2. Large shrinkage rate or deformation
phenomenon: The product shrinks severely after demolding, or warps and twists occur.
Reason:
1)Cell structure: For products with an open-cell structure, after demolding, the internal gas escapes, which can cause significant dimensional shrinkage.
2)Insufficient vulcanization: The crosslinking density is not high enough, the polymer chain segments cannot be effectively fixed, and the shrinkage rate increases.

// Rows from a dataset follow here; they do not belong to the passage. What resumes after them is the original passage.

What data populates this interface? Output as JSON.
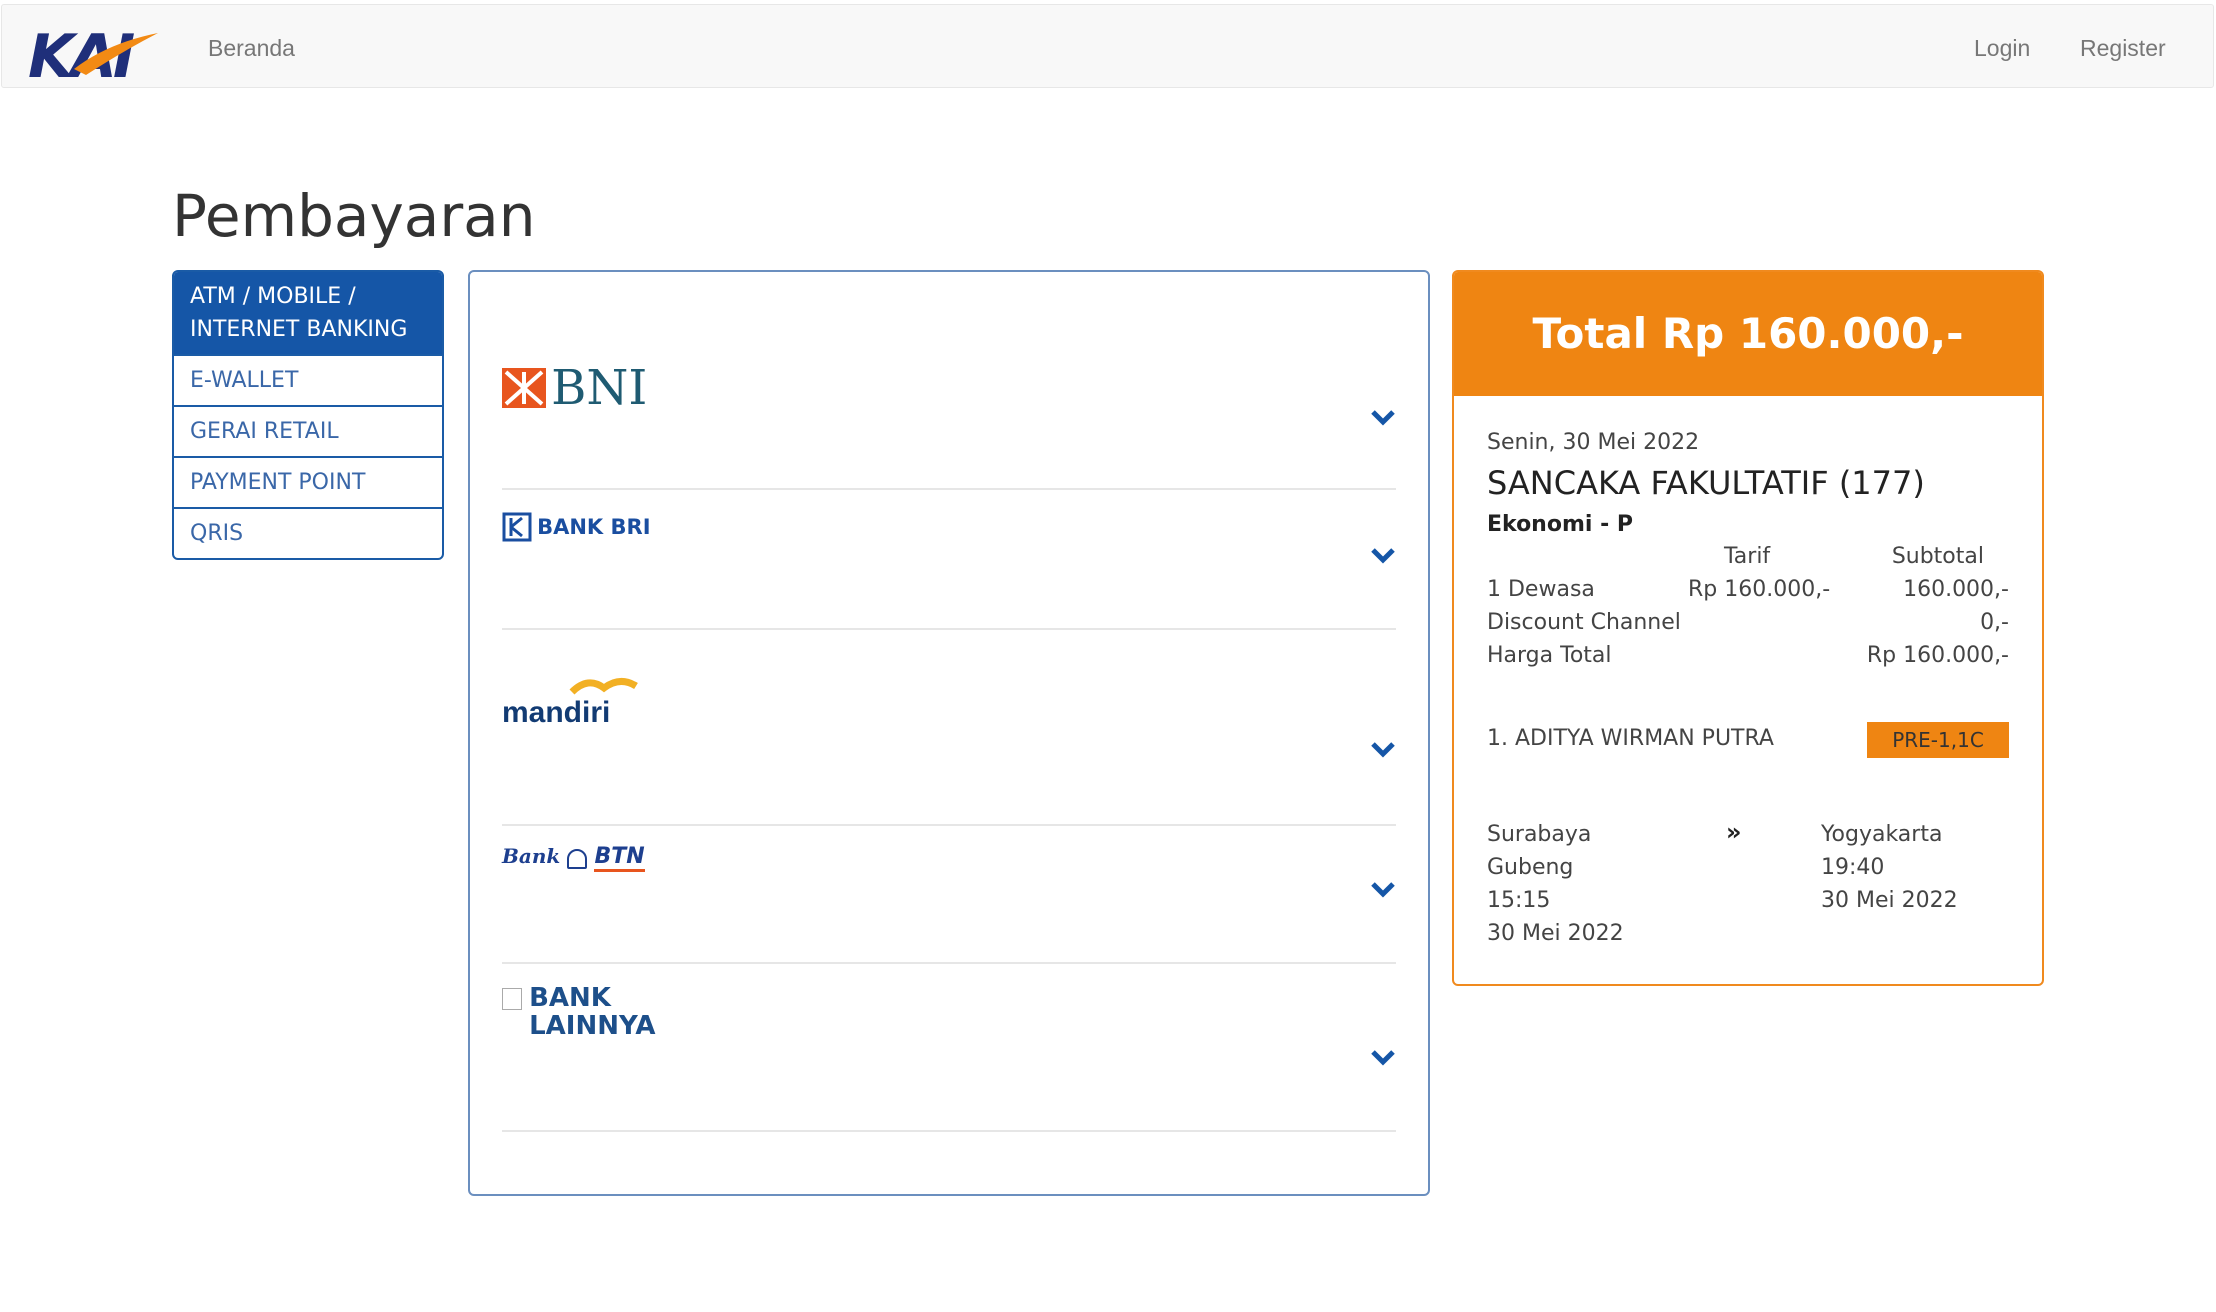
{
  "navbar": {
    "brand": "KAI",
    "home_label": "Beranda",
    "login_label": "Login",
    "register_label": "Register"
  },
  "page_title": "Pembayaran",
  "payment_tabs": [
    {
      "label": "ATM / MOBILE / INTERNET BANKING",
      "active": true
    },
    {
      "label": "E-WALLET",
      "active": false
    },
    {
      "label": "GERAI RETAIL",
      "active": false
    },
    {
      "label": "PAYMENT POINT",
      "active": false
    },
    {
      "label": "QRIS",
      "active": false
    }
  ],
  "banks": [
    {
      "name": "BNI",
      "icon": "bni-logo"
    },
    {
      "name": "BANK BRI",
      "icon": "bri-logo"
    },
    {
      "name": "mandiri",
      "icon": "mandiri-logo"
    },
    {
      "name_a": "Bank",
      "name_b": "BTN",
      "icon": "btn-logo"
    },
    {
      "name": "BANK LAINNYA",
      "icon": "broken-image-icon"
    }
  ],
  "summary": {
    "total": "Total Rp 160.000,-",
    "date": "Senin, 30 Mei 2022",
    "train": "SANCAKA FAKULTATIF (177)",
    "class": "Ekonomi - P",
    "col_tarif": "Tarif",
    "col_subtotal": "Subtotal",
    "rows": [
      {
        "label": "1 Dewasa",
        "tarif": "Rp 160.000,-",
        "subtotal": "160.000,-"
      },
      {
        "label": "Discount Channel",
        "subtotal": "0,-"
      },
      {
        "label": "Harga Total",
        "subtotal": "Rp 160.000,-"
      }
    ],
    "passenger": "1. ADITYA WIRMAN PUTRA",
    "seat": "PRE-1,1C",
    "origin": {
      "city": "Surabaya",
      "station": "Gubeng",
      "time": "15:15",
      "date": "30 Mei 2022"
    },
    "arrow": "»",
    "destination": {
      "city": "Yogyakarta",
      "time": "19:40",
      "date": "30 Mei 2022"
    }
  },
  "colors": {
    "primary_blue": "#1556a7",
    "accent_orange": "#ef8512",
    "navbar_bg": "#f8f8f8"
  }
}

3) Uneven cooling: After the product is taken out of the mold, if the cooling rates of different parts are not consistent, internal stress will be generated, leading to deformation.
4)Mold design: The ejector pin design is unreasonable, causing the product to deform during the ejection process.
3. Poor resilience and compression set
phenomenon: The product cannot return to its original shape after being compressed, resulting in permanent indentations.
Reason:
1)Cell structure: An excessively high open-cell ratio is the main cause of poor permanent compression set.
2)Degree of vulcanization: Severe under-vulcanization can lead to insufficient strength of the silicone rubber molecular network, making it unable to provide adequate resilience.
3)The inherent properties of the rubber compound: The selected base silicone raw rubber has poor resilience.